I had some time to do more tests experimenting with custom event
dispatchers.
To give more background, my use case is as follows:

1. There is one main thread - 'Server' - that currently contains
QWebSocketServer instance serving data to clients
2. There is one or more threads doing some additional work - 'Rooms'

Every client sends some data to server with frequency of 20Hz, by first
passing custom QEvent from Room thread to Server thread.
Server sends some data to every client with frequency of 20Hz.
Typically there are around 1-8 clients per server instance.

The goal was to check if I could 'speed it up' a bit by subclassing
QAbstractEventDispatcher and integrating libuv into my stack.
Some modifications were made to the sources of Qt:

1. As suggested by Thiago Macieira I have added to the
QAbstractEventDispatcher functions:

void enableSocketNotifier(noitifier)
void disableSocketNotifier(noitifier)

This allowed me to have finer control over when I want to destroy internal
liuv poll handlers and when I just want enable or disable them.

2. I have added small helper to the QSocketNotifier - a C-like, void*
handler to which I'm able to 'attach stuff'.
While not very pretty it allows me to completely remove parts of the code
that are responsible for bookkeeping relations between sockets and libuv's
pollers.

VTune data from my 'production-like' server [ 1x2GHz vCore, 1GB RAM on OVH
cluster ] is here:
qt_native:
https://drive.google.com/open?id=1mpRVEcuZWr9YCibXkl_acqjtJPhstept

libuv:
https://drive.google.com/open?id=1YEih47QZHHg0V8N90moSxjU7Diu4qLgm

Generally it is looking nice.
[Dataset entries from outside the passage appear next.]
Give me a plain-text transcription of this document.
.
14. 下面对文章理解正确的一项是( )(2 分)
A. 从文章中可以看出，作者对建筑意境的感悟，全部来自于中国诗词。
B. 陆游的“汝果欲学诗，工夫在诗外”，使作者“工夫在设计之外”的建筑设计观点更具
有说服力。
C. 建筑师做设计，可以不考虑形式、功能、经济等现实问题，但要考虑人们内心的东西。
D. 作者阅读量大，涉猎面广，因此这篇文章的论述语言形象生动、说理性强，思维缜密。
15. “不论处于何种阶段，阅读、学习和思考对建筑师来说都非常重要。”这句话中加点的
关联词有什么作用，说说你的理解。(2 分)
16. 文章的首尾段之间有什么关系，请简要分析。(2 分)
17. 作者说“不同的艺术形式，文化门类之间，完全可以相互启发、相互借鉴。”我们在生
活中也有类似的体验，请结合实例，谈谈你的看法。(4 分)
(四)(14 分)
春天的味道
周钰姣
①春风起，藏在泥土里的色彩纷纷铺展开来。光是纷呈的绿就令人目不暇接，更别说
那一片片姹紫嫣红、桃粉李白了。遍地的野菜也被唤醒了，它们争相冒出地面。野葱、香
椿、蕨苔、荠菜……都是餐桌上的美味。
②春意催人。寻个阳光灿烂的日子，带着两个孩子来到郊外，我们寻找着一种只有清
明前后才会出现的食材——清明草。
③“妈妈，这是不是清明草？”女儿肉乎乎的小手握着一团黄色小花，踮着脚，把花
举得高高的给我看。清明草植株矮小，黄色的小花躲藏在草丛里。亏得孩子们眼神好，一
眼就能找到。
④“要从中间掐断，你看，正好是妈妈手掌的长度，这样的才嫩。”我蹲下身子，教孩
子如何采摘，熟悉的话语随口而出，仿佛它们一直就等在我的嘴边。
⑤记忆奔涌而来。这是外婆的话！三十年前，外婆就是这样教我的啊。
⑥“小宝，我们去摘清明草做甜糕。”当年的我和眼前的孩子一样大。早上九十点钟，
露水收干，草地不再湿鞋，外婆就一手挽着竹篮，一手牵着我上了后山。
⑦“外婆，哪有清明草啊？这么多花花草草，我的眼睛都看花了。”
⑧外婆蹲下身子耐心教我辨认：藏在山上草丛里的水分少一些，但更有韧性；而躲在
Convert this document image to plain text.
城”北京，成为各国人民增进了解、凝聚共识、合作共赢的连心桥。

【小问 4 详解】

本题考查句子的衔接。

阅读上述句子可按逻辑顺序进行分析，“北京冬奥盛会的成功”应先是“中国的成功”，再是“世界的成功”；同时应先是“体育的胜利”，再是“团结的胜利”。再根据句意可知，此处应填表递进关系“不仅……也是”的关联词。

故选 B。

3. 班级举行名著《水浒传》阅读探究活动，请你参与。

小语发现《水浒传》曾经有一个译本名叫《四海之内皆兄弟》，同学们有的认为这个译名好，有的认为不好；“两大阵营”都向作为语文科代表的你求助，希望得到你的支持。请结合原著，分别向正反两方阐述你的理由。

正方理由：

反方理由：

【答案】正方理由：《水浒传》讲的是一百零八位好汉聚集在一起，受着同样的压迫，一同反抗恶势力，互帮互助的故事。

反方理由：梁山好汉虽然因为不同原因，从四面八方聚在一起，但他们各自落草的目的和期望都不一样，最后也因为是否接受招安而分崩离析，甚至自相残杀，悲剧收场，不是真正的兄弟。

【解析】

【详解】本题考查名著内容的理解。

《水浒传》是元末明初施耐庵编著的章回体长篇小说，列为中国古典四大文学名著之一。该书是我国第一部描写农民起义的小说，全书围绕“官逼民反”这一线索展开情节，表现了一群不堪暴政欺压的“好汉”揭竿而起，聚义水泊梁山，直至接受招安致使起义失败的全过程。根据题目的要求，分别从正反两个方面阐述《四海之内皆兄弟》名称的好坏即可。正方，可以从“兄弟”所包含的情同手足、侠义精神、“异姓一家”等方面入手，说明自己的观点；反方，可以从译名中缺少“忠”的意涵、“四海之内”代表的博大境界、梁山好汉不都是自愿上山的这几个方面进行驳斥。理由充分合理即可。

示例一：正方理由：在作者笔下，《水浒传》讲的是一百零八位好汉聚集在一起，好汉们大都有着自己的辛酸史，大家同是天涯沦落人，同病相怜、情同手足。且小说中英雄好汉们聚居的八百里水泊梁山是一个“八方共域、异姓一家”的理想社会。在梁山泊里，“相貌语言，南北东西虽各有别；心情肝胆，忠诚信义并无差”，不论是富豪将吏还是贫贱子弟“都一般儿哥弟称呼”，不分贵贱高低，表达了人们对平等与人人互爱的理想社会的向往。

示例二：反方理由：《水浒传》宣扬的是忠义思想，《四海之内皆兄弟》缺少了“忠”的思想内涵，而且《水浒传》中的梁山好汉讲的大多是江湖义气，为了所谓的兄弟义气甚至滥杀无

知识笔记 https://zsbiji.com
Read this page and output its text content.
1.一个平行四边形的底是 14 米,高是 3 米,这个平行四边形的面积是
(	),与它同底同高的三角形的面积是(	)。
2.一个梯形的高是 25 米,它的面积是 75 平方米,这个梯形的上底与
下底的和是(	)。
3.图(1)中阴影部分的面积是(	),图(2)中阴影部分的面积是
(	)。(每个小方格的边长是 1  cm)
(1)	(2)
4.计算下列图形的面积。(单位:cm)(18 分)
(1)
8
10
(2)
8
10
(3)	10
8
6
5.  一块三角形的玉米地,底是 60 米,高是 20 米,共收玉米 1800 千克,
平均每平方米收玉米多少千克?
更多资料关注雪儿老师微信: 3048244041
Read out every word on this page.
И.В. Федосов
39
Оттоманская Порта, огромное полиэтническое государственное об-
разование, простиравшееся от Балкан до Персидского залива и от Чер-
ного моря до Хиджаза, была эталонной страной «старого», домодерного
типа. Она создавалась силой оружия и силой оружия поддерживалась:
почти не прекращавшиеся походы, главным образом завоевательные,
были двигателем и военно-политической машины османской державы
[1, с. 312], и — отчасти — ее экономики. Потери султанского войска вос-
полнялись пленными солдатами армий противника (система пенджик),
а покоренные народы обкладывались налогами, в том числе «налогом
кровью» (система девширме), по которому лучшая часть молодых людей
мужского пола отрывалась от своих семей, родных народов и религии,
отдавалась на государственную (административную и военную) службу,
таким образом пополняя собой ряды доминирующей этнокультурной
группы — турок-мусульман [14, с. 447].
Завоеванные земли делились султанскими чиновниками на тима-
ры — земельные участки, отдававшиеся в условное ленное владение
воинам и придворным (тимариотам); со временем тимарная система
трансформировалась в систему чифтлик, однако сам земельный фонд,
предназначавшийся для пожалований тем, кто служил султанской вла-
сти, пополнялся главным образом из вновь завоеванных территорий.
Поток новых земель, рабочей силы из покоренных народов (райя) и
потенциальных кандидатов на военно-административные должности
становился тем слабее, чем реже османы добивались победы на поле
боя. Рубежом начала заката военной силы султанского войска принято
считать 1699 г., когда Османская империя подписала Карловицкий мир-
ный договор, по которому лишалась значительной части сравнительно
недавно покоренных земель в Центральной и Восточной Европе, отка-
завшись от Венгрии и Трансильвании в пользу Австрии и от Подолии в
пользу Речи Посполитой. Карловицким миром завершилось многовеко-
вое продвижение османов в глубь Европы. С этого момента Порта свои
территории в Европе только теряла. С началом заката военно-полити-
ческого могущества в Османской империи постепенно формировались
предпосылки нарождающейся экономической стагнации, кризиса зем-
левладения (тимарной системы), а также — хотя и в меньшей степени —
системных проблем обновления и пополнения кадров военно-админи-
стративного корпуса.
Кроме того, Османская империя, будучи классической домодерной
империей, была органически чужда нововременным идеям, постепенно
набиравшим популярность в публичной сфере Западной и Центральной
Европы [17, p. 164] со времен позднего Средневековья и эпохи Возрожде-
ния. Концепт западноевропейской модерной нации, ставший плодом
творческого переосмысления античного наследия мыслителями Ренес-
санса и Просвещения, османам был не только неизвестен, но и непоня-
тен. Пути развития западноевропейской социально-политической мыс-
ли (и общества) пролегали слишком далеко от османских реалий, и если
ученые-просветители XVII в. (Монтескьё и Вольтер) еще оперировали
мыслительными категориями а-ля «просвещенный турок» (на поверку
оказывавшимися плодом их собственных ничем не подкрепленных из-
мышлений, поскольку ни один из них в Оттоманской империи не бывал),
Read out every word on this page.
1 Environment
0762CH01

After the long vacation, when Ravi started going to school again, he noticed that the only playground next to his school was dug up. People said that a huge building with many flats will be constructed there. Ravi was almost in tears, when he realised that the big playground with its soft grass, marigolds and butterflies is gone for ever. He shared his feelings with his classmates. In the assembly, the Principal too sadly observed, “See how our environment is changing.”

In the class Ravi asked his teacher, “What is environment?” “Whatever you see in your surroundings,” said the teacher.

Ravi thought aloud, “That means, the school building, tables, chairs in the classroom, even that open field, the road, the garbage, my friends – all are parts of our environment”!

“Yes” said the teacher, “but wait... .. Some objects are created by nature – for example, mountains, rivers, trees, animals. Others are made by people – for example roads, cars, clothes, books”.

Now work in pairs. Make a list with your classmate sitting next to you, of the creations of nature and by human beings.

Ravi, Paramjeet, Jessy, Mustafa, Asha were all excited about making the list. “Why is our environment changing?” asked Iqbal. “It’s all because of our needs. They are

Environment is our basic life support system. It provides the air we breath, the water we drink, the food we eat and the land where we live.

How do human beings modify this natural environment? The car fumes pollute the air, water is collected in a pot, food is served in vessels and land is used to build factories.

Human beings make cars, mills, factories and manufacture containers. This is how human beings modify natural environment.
I was able to shave 15% - 20% total CPU time
on Server thread just by swapping dispatchers.
For some odd reason Room thread is now about 140% slower - but hey, never
said it was bug free solution :P

Thiago Macieira wrote:

> The one thing to look after is that QAbstractSocket has a shortcut to
skip
> some of the signal-slot mechanisms of QSocketNotifier and be notified
> immediately by way of a virtual. So there's a second place to deal with
> registering/unregistering, aside from QSocketNotifier.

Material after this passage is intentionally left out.